Solo éramos él y yo en la habitación, nadie ni nada que pudiera salvarme de ese destello metálico que solía descubrir mis entrañas como si ni la carne o los huesos estuvieran para esconder lo que yo era y aún sigo siendo.
Él, brillante y reluciente, desafiándome a mirarlo, inmisericorde, riendo a carcajadas por mis temores estúpidos de ver mi cara reflejada en la suya. Reía con pausas insoportables, con esos ja acartonados y secos que no transmiten ni un ápice del optimismo que suelen propagar las risas convencionales.
Tras el séptimo ja (yo los contaba uno a uno, como si fuera una pena que hubiese tenido que pagar a cuenta de un delito no cometido), un silencio repentino cortó a gajos el insufrible carcajeo y me infundió valentías que me impulsaron a voltear la mirada.
Y lo vi ahí, con el mismo aspecto recio de todos los espejos. Era la primera vez que nos mirábamos de frente. Tenía de qué presumir el muy socarrón, pues la madera de nogal en la que había sido enmarcado le propinaba una terrible suntuosidad. Aún y con todo su donaire, yo -lo digo y me sorprendo- había perdido, sino todo, las tres cuartas partes del miedo.
Me acerqué todavía con temblores en el cuerpo y recorrí con mi mano su superficie helada. Vi las líneas de mi vida reflejadas y mis dedos delgadísimos extendiéndose hasta asirse de sus filos de madera; me vi a mí, vi mis ojos con mis propios ojos.
Detuve mi mano y, por primera vez, me percaté de que estaba aprisionada en el espejo de mis temores y, al mismo tiempo, libre para contemplarme. Reconocí entonces a la mujer reservada e insegura que aún le teme a la oscuridad y a las tormentas, que no encuentra mayor fortuna que la del ingenio humano, que adora el sabor agridulce que en el paladar deja la mora, que ama y se siente amada con ese amor que colma todos los rincones del cuerpo y que satura de alegrías el alma.
Vi a una mujer cansada de sentirse presa de un trabajo que no disfruta, que llora con mayor facilidad que un sauce y que no ve otra forma de desahogo mejor que la palabra escrita. Reparé en ella, ella que era yo misma y vi cómo se estremecía por dentro cuando cantaba o cuando sus dedos tropezaban con la textura de las hojas de un buen libro.

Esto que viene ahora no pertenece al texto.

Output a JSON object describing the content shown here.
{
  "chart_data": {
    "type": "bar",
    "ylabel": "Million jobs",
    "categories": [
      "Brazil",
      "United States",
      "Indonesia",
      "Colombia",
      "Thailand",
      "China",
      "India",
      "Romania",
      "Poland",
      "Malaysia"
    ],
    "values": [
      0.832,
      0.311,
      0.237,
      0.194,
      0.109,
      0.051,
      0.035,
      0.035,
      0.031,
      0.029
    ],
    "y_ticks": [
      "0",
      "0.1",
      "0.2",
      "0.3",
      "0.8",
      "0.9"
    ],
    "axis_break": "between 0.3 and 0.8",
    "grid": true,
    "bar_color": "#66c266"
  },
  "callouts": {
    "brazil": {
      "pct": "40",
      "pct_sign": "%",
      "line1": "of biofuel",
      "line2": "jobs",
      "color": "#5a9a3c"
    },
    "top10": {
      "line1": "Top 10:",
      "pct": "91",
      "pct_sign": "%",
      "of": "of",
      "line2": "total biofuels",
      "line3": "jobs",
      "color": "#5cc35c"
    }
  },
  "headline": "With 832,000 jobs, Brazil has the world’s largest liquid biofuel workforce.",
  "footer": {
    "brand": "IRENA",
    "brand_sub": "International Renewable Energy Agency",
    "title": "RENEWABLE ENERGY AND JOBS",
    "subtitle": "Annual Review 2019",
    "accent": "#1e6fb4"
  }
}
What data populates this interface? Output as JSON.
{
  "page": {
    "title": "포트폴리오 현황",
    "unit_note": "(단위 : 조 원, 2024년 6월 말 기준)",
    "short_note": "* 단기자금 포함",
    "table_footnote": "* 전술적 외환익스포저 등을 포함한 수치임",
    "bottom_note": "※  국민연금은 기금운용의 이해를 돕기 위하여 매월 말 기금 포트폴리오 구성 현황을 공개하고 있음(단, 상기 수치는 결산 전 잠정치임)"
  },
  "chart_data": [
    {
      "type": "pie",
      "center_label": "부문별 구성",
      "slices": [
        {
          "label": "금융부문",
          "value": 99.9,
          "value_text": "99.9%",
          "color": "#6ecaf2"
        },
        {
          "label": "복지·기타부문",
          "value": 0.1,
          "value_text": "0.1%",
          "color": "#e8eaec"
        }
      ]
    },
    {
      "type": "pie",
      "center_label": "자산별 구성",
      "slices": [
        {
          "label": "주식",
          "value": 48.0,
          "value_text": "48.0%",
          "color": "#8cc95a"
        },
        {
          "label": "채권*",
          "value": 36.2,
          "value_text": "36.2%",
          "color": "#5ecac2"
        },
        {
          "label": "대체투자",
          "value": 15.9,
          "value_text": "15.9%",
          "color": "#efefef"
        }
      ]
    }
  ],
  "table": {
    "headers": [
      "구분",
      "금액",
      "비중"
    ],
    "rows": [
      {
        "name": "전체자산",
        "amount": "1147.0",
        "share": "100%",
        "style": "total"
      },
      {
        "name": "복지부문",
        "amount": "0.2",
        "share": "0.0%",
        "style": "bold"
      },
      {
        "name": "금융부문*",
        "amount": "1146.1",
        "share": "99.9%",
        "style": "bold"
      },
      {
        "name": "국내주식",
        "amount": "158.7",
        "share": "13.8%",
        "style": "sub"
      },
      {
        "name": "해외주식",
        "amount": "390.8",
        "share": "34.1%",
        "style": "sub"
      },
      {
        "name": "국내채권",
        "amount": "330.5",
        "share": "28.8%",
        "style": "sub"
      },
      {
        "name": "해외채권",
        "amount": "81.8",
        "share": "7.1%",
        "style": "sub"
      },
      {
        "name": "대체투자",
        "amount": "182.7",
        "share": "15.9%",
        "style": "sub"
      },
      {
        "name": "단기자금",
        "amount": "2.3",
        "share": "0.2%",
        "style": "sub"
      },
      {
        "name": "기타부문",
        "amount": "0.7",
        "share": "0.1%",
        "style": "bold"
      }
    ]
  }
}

Ya sin miedos me encontré a mí misma y me percaté que no era tan sólo mi cara la que se revelaba, era también mi esencia la que se descubría sin pudor alguno... Lo miré, nos miramos, me miré a mi misma y miré más allá de mi cuerpo... Sólo él y yo en la habitación, sin nadie que pudiera salvarme de se destello metálico que solía descubrir mis entrañas.